La numérisation de la vente permet, elle aussi, d’assécher ce second marché de la billetterie, les places vendues sur Internet étant nominatives (possibilité de les transmettre à un tiers, mais uniquement en ligne et en indiquant le nom du nouveau titulaire du billet). Un plus en matière de sécurité, appuyé par la création, en 2009, d’une Bourse d’échange officielle. Première technologique en France à l’époque de son lancement, cette nouvelle concurrence pour les vendeurs à la sauvette est à ce jour le seul canal autorisé pour acheter ou revendre des billets jusqu’au jour même du match. La plate-forme mise en place par Viagogo avait permis il y a deux ans de voir près de trois mille tickets changer de main, en toute légalité. Autant d’actions qui ont permis de diminuer visiblement le nombre de revendeurs à l’extérieur de l’enceinte. Malgré tout, ils étaient plus de cent cinquante à avoir été arrêtés par la police lors de la précédente édition pour une saisie d’environ cinq cents billets.

“ÉRADIQUER LE PARASITISME”

Durant la quinzaine du tournoi, les services de police et la FFT travaillent conjointement pour lutter contre “les parasites”, dixit son directeur de la billetterie.“Le marché noir dont nous sommes victimes traduit la bonne santé de l’événement, à l’inverse nous sommes gênés que certaines personnes puissent tirer profit d’un événement sans en supporter les charges d’organisation, cela s’appelle du parasitisme et nous voulons l’éradiquer”, explique M. Longuépée. Déterminé, il n’a pas hésité à faire du lobbying lors du vote de la Loppsi 2, en ce qui concerne la revente de places.

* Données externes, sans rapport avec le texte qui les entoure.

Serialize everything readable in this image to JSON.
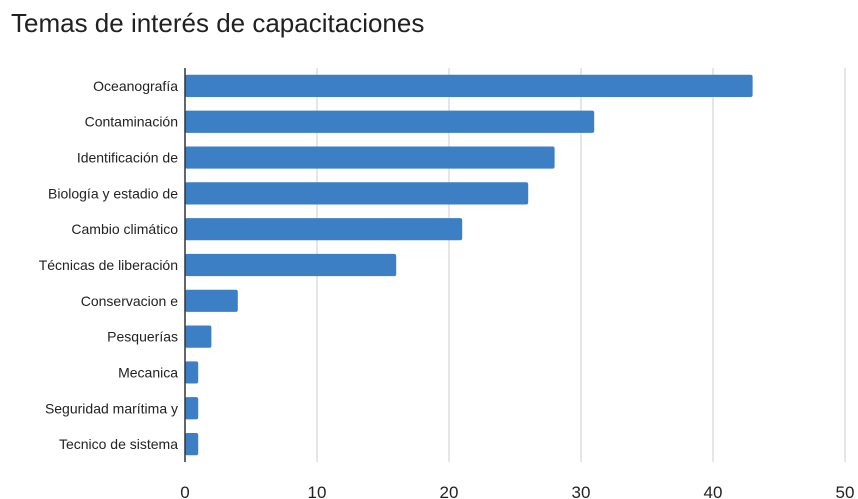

Adoptée par le Conseil constitutionnel en mars 2011, la loi sur la sécurité intérieure“prohibe la revente spéculative de billets d’entrée à une manifestation sportive, culturelle ou commerciale” aux abords des événements. Sur ce point l’instance fédérale a obtenu gain de cause puisque l’infraction qui coûtait jusque-là 175 euros relève désormais du droit pénal et les revendeurs risquent une amende pouvant aller jusqu’à 15 000 euros. Mais pour ce qui est de la revente de place sur des sites Internet, dont les organisateurs de manifestation n’ont aucun contrôle, c’est le flou juridique le plus total. La loi qui régit la billetterie en France date du 27 juin 1919 et n’a été que trop faiblement dépoussiérée avec la Loppsi 2. Or, la dématérialisation des billets et l’émergence de nouveaux canaux de vente en ligne ont profondément changé la donne. Alors que les autres tournois du grand chelem sont encore sur des problématiques liées à la billetterie papier, celle de Roland-Garros fait figure d’exemple dans le milieu de l’événementiel sportif (l’UEFA et la LFP s’y intéressent de très près).

Reste à savoir si les efforts consentis depuis huit ans du côté de la Porte d’Auteuilrecevront un accueil favorable du côté des plus de quatre cent mille spectateurs attendus cette année. “Tous nos changements de billetterie se sont accompagnés d’un nouveau système de contrôle d’accès (…) Nous avons réduit le temps d’attente aux portes du stade d’une quarantaine de minutes, en 2008, à environ douze minutes en 2010. Nous avons beaucoup travaillé pour gérer les flux”, assure Frédéric Longuépée. Quant au devenir des revendeurs, “ils sont malins et réussissent à s’adapter”, mais avec les évolutions technologiques, le tournoi de Roland-Garros n’est pour eux, assurément, plus ce qu’il était il y a dix ans.